Ainsi le bipolarisme systémique et non dissimulé, sous couvert de triade (Chine, États-Unis et Russie) est non seulement plus diffus et différencié, en termes de pouvoir et de souverainetés militaires, du bipolarisme codifié et statique du vieux monde conflictuel, essentiellement russo-occidental, mais définit aussi « une nouvelle Guerre froide », celle  des grands espaces et un changement de taille et d’époque dans la souveraineté impériale et dans la domination du monde. La longue « Nakba » étasunienne en Afghanistan remet par ailleurs en cause la crédibilité du Leader du bloc, perçu comme régulateur politique de l’espace mondial et garant de la protection de ses alliés, harcelés par le danger d’un retour à la terreur islamique.

Suivant la logique de formes d’interdépendances asymétriques, cette menace fait rebondir les risques et les préoccupations sécuritaires vers l’Europe, où couvent, sous des cendres dangereuses, des conflits dormants et irréductibles. Or la logique des grands espaces rapproche les différenciations et les intérêts civils et militaires de pays lointains, favorisant les divisions et les manipulations impériales, dictées par la rivalité autour de la prééminence mondiale et de la recherche d’alliances crédibles, régionales et planétaires.

Sur la territorialité des empires et sur la pertinence de son exercice

Ce changement de taille et d’époque est un dépassement des deux conceptions de la territorialité, de la terre ferme et de la mer libre, qui avaient dominé le monde depuis l’ordre spatial de la « Respublica Christiana ». Mais il est aussi un changement de nature de « l’universale » et du « particulare » et de la différente division du monde, des pouvoirs et des idées qui sont intervenus depuis.

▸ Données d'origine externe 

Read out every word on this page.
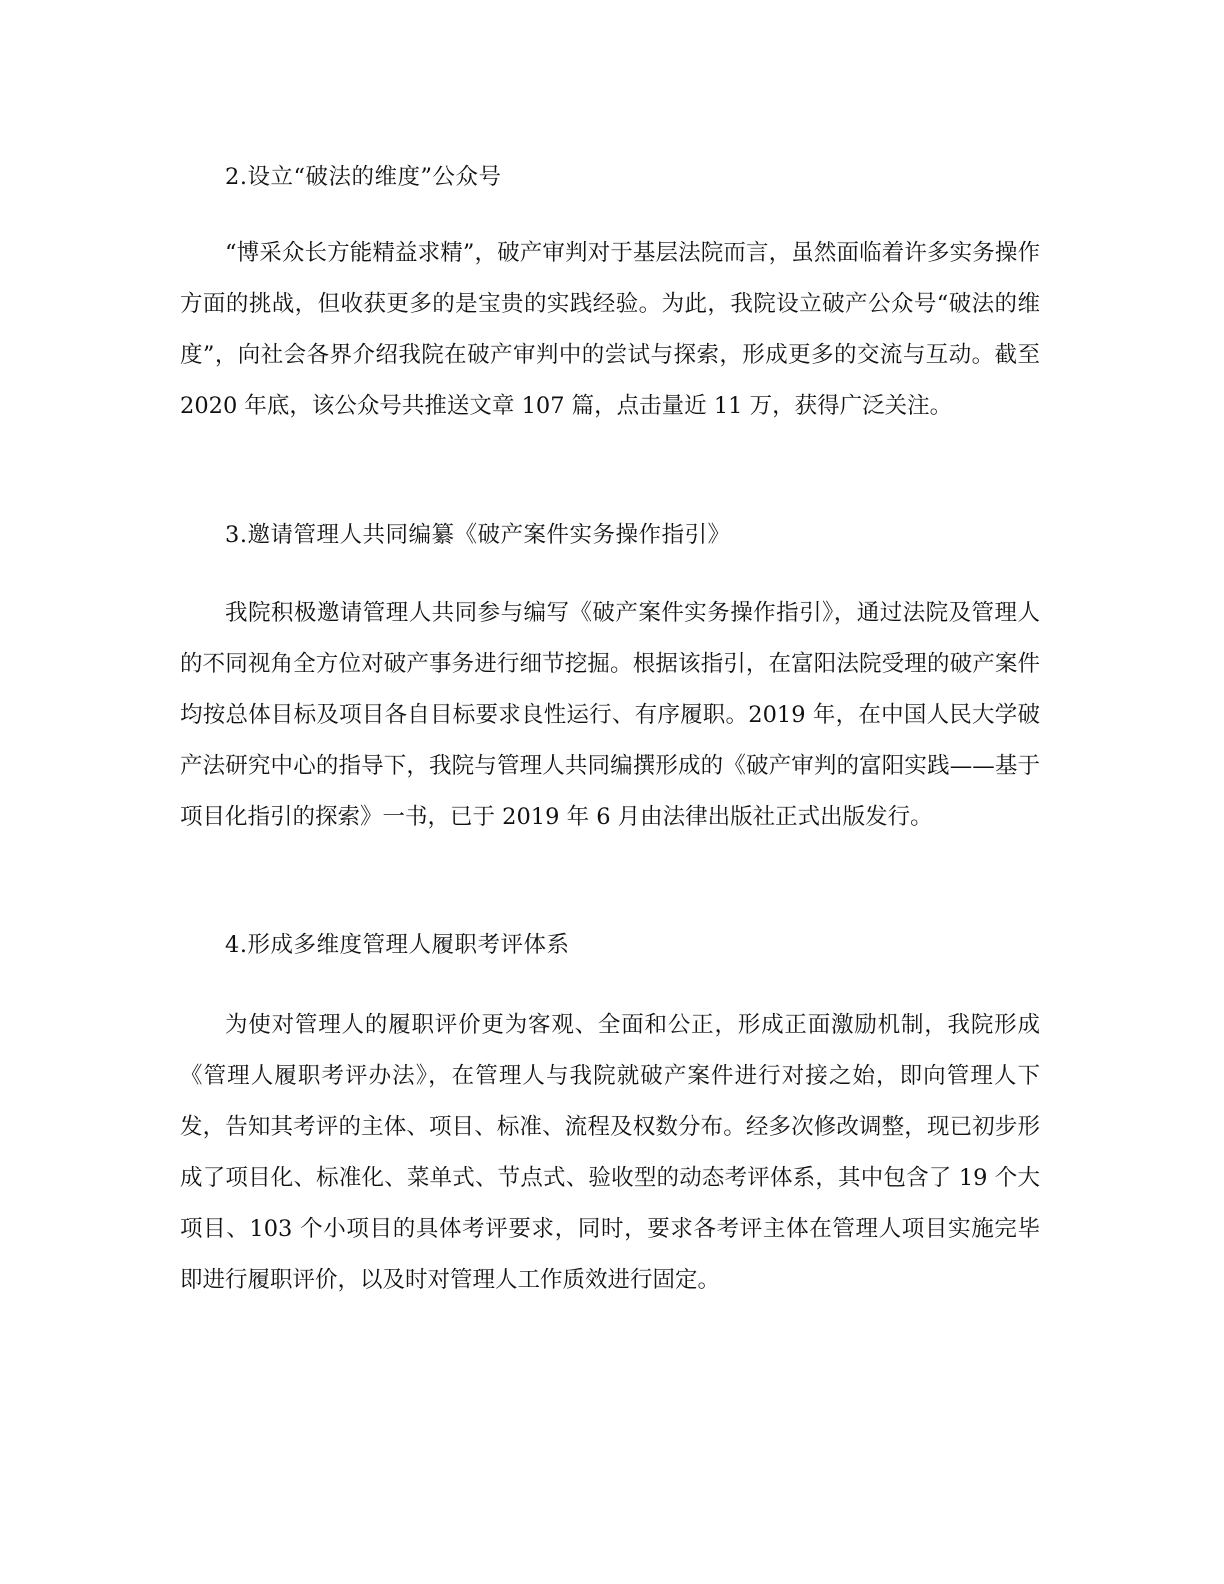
2.设立“破法的维度”公众号

“博采众长方能精益求精”，破产审判对于基层法院而言，虽然面临着许多实务操作方面的挑战，但收获更多的是宝贵的实践经验。为此，我院设立破产公众号“破法的维度”，向社会各界介绍我院在破产审判中的尝试与探索，形成更多的交流与互动。截至 2020 年底，该公众号共推送文章 107 篇，点击量近 11 万，获得广泛关注。

3.邀请管理人共同编纂《破产案件实务操作指引》

我院积极邀请管理人共同参与编写《破产案件实务操作指引》，通过法院及管理人的不同视角全方位对破产事务进行细节挖掘。根据该指引，在富阳法院受理的破产案件均按总体目标及项目各自目标要求良性运行、有序履职。2019 年，在中国人民大学破产法研究中心的指导下，我院与管理人共同编撰形成的《破产审判的富阳实践——基于项目化指引的探索》一书，已于 2019 年 6 月由法律出版社正式出版发行。

4.形成多维度管理人履职考评体系

为使对管理人的履职评价更为客观、全面和公正，形成正面激励机制，我院形成《管理人履职考评办法》，在管理人与我院就破产案件进行对接之始，即向管理人下发，告知其考评的主体、项目、标准、流程及权数分布。经多次修改调整，现已初步形成了项目化、标准化、菜单式、节点式、验收型的动态考评体系，其中包含了 19 个大项目、103 个小项目的具体考评要求，同时，要求各考评主体在管理人项目实施完毕即进行履职评价，以及时对管理人工作质效进行固定。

De surcroît, la portée de ce changement demeure incompréhensible, si on n’y intègre pas les deux dimensions de l’espace post-moderne, non territorial, celui virtuel de l’univers cybernétique et celui atmosphérique des grandes puissances ballistico-nucléaires. Cependant les outils techniques des révolutions scientifiques ne changent en rien les buts de la guerre et du conflit, qui demeurent éminemment politiques, puisqu’ils concernent le gouvernement des hommes par d’autres hommes, dans leurs rapports de culture, de commandement et d’obéissance, car on commande et on obéit toujours à l’intérieur d’une culture.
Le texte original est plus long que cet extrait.